Nova diretriz internacional altera critérios para diagnóstico de infarto
Consenso da ESC, ACC, AHA e WHF redefine classificação do infarto e reforça que troponina isolada não confirma diagnóstico.
Uma nova diretriz internacional, publicada no European Heart Journal, estabeleceu a 5ª Definição Universal de Infarto do Miocárdio. O documento, elaborado pela Sociedade Europeia de Cardiologia (ESC), American College of Cardiology (ACC), American Heart Association (AHA) e World Heart Federation (WHF), substitui a antiga classificação de cinco tipos por uma estrutura baseada em três categorias: infarto primário, infarto secundário e infarto relacionado a procedimentos médicos.

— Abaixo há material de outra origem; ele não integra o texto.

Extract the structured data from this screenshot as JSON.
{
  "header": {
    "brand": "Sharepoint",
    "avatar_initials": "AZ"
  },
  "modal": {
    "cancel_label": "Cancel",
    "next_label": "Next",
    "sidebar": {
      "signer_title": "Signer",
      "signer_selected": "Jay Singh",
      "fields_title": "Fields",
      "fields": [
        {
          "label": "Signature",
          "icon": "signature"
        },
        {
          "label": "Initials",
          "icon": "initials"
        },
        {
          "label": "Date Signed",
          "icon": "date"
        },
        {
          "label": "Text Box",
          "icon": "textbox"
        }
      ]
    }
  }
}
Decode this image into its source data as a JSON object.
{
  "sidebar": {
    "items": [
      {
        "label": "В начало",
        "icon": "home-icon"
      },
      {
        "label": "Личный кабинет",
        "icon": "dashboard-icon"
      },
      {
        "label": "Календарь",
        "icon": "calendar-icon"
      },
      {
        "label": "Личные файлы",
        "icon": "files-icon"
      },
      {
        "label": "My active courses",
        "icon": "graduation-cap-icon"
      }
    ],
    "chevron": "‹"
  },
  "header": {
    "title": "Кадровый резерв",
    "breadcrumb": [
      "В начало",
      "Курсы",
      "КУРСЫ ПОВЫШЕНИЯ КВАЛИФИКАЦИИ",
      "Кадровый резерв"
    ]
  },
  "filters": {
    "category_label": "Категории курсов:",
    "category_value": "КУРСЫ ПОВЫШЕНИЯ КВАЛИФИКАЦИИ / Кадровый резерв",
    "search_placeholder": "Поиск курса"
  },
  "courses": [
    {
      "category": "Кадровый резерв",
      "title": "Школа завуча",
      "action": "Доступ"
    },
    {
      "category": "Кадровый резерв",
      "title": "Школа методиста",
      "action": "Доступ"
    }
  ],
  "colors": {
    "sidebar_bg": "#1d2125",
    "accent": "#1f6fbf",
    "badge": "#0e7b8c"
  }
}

O consenso enfatiza que a elevação da troponina, proteína medida em exames de sangue, não é suficiente para confirmar o infarto, uma vez que seus níveis podem subir devido a outras condições, como miocardite, insuficiência cardíaca, sepse ou exercícios físicos intensos. O diagnóstico agora exige a análise conjunta de sintomas clínicos, eletrocardiograma, exames de imagem e evidências de isquemia.
A atualização também determina o uso de valores de referência de troponina específicos para homens e mulheres, visando reduzir o subdiagnóstico no público feminino. Além disso, a condição conhecida como MINOCA (lesão cardíaca sem obstrução coronária significativa) passa a ser tratada como um ponto de partida para investigação, e não como um diagnóstico final, com maior ênfase no uso de métodos de imagem como angiografia, ecocardiograma e ressonância magnética.